Mardi 8 mars 2022, frontière ukrainienne

La petite gare de campagne tourne à plein régime depuis deux semaines, deux kilomètres plus à l’Est c’est l’Ukraine. Impossible de s’y rendre par hasard, les barrages de police et de l’armée polonaise quadrillent la zone. Le froid est plus intense, ici l’hiver n’est pas terminé. Sous un ciel bleu pâle parsemé de nuages gris, les familles débarquent, immédiatement prises en charge par un cortège de volontaires polonais et internationaux : médecins israéliens, membres de « Caritas », et même, des Témoins de Jéhovah. De grandes tentes remplies de matériel sont disposées un peu plus loin. Soudain, c’est l’agitation. Une dizaine de journalistes arrivent en trombe, suivis de policiers cagoulés et de voitures blindées. La première dame du pays, Agata Kornhauser-Duda, vient faire une visite opportune.

 

Mercredi 9 mars 2022, Varsovie

Dix heures, le matin du départ. Kazimierz a confié à Helen et Loïc le soin de ramener une famille ukrainienne en France, ils seront pris en charge par « Tous Entrepreneurs pour la Paix » une fois dans l’Ouest. Une « famille » est un bien grand mot pour nos passagers : deux enfants de moins de quatre ans, et Vera, leur mère. Hébergés jusque-là chez le professeur, nous rencontrons Vera dans la cuisine. Les traits tirés, ses grands yeux noirs jettent des regards vifs et inquiets, presque apeurés, elle nous fixe avec un demi-sourire crispé, pleine d’espoir. Son plus petit est un nourrisson de quelques mois, qu’elle ne quitte jamais et serre dans ses bras comme un réconfort.

 

Une mère de famille ukrainienne tenant son enfant dans ses bras à à quelques kilomètres de la frontière ukrainienne. ©Jean-Baptiste Ramat

 

J’échange avec elle quelques mots en russe, ses iris s’illuminent de curiosité, nous arrivons à nous comprendre. Son père a réussi à la suivre hors d’Ukraine, il est avec elle chez le professeur, mais leur chemin se sépare ici ; elle a l’espoir de rejoindre son frère, établi dans un pays lointain. Le père retourne en Ukraine rejoindre son épouse restée là-bas.

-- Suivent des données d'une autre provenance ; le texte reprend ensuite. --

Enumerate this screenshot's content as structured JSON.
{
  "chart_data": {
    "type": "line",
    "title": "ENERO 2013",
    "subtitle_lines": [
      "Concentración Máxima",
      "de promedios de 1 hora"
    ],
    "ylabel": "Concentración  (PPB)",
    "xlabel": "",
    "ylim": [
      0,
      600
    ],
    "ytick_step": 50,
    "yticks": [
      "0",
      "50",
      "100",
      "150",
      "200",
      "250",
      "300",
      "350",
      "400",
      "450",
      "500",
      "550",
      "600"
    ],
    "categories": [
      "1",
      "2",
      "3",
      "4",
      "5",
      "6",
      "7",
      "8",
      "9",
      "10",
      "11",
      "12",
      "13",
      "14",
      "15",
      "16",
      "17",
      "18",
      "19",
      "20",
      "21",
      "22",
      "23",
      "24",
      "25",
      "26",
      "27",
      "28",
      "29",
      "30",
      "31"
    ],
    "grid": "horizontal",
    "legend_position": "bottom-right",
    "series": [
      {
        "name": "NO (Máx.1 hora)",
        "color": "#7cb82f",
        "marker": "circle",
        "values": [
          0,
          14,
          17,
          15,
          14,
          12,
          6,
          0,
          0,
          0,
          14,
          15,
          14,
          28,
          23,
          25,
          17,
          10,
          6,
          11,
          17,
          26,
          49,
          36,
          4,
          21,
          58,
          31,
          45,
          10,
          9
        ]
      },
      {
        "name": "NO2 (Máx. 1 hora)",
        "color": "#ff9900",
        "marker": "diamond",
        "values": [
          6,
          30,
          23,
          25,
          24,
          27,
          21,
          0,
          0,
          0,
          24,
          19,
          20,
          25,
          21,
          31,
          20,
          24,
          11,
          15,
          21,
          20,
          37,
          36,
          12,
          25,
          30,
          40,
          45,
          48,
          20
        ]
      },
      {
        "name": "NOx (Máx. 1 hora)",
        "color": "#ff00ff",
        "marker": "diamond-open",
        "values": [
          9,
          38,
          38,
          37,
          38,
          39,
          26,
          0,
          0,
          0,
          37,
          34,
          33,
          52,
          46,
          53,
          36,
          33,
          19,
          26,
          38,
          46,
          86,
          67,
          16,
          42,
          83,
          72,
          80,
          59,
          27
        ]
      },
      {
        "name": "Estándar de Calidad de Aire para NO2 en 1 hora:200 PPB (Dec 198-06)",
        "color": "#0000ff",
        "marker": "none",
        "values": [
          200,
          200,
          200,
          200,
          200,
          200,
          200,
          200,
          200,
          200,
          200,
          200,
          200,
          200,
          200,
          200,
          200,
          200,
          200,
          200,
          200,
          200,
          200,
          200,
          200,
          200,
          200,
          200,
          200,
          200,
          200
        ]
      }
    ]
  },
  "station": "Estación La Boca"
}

Un dernier adieu, et c’est reparti pour la route.

 

Jeudi 10 mars 2022, Paris

De retour sur le bitume au milieu des réverbères, il fait nuit noire, Loïc et Helen viennent de me déposer, eux continuent avec Vera jusqu’au Mans. Vera et les petits ont jusque-là bien tenu le voyage, ils tiendront bien deux heures de plus ; pour moi ça s’arrête ici, dans le froid humide d’un mois de mars parisien, à quatre heures du matin, à réfléchir comment je vais pouvoir raconter ça dans un article.